We all have changed, some getting trapped in the fear and false news, but most of us for the better, doing all we can to raise money and awareness against hate and the genocide of our people yet again. We volunteer to pack duffle bags filled with necessities to sustain our chayalim and to assist those families forced to move out of their homes because they live in an active line of fire in the war zones. We physically board planes to go and pick the ripened fruits and vegetables to sustain the country in these bitter times when manpower is needed on the front for protection of our existence. We cook food, take care of the cattle and livestock and work on the farms where the men folk have left to defend Jewry in Israel and abroad. And our children in Seminaries and Yeshivos have chosen not to leave and abandon their ancestral home at a time when their pure learning and praying are needed most and are living as one body and one soul the true meaning of ve’ahavta le’rayacha… and mi ke’amcha Yisrael! It is a time of return, not a time to abandon our beloved homeland, the land that was given to our forefathers and thus to us. It is a time when every Jew should invest in Eretz Yisrael, make aliyah, or simply buy a home for when they can actively return home! This is a time when we must all be of one mind and one body in our effort to protect the very essence of who we are and what we are expected to do by our Creator!

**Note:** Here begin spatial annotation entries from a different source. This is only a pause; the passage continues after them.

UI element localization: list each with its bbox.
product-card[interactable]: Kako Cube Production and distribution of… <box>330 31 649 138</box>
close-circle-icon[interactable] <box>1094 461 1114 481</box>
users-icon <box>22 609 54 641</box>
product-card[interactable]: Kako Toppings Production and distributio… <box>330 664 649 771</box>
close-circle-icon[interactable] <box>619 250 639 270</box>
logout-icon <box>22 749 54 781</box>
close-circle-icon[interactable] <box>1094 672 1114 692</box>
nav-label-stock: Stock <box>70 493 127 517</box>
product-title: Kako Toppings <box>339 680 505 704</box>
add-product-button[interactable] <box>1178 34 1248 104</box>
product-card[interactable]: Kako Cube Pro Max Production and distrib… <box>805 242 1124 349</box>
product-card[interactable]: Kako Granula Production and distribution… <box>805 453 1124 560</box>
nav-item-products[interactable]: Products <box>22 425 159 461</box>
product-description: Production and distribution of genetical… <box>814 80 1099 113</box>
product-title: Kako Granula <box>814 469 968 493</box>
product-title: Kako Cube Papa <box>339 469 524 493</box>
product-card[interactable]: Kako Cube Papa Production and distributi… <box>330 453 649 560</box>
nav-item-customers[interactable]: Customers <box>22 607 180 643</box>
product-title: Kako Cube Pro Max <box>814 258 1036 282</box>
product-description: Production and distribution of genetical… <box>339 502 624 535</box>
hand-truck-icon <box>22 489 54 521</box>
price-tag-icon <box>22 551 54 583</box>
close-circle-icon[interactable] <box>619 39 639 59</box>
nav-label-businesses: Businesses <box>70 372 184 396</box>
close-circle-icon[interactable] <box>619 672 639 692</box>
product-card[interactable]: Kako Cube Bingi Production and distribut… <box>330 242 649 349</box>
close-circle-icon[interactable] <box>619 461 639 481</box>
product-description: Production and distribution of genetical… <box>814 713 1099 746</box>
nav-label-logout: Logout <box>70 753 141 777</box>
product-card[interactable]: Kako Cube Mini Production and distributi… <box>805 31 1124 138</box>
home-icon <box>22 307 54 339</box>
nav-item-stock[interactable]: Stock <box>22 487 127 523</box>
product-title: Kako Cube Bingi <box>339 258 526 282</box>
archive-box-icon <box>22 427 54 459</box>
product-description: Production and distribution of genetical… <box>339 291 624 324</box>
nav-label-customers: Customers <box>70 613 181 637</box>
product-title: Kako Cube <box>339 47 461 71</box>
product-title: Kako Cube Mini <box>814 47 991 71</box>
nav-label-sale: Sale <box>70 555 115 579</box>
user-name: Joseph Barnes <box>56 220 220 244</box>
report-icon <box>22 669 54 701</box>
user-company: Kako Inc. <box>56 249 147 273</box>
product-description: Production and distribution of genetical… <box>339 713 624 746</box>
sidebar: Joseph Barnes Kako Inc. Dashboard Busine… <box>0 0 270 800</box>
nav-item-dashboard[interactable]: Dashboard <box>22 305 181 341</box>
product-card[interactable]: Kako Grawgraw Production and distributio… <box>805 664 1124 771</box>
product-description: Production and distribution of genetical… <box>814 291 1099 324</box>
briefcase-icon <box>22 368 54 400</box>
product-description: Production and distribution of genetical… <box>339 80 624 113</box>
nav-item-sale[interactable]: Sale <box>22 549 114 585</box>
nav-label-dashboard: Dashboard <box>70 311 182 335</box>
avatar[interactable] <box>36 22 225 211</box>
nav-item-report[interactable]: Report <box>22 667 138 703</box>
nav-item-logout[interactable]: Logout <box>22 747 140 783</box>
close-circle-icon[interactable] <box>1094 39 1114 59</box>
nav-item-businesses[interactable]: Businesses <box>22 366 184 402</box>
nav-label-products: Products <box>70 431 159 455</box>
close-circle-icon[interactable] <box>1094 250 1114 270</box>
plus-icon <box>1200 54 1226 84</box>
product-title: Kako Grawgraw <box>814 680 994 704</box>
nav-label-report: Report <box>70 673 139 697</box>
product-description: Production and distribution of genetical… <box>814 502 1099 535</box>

That said, and returning to the original purpose of your letter, I would tell you that your desire to learn in Eretz Yisrael must not overshadow your obligation to listen to your parents and be mekayem kibbud av va’eim even though you feel sorely towards them. They genuinely want what is best for you at this juncture and it takes an overpowering love to request this of you at this time. To your parents I would say to step back a moment and think deeply and honestly how they would have felt had their own parents denied them their year(s) of learning in Eretz HaKadosha, and in all fairness, understand and accept your desire to go, even at this time of crisis.

To all my grandchildren, in Midreshes Tehillah and all the other seminaries and yeshivos who have stayed put in spite of all the odds, helping when and where they can, volunteering to wash/mend/and make clothes for our chayalim on the front lines and elsewhere, who cook/bake and construct delicious food packages with notes of encouragement enclosed in each package, who make house calls to the grief-stricken and babysit for the women whose husbands have been called up to war. Kol hakavod and all my love, I am so very proud to be your Baba!

I hope this response will help you in some way, dear child, so if the answer is yes then go ahead and show it to your parents, along with the enclosed phone number if they wish to speak to me… or even berate me for my input. For all Klal Yisrael, I wish and pray for the ultimate peace that will ensue with the coming of Mashiach bimhayra Beyameinu, Amen!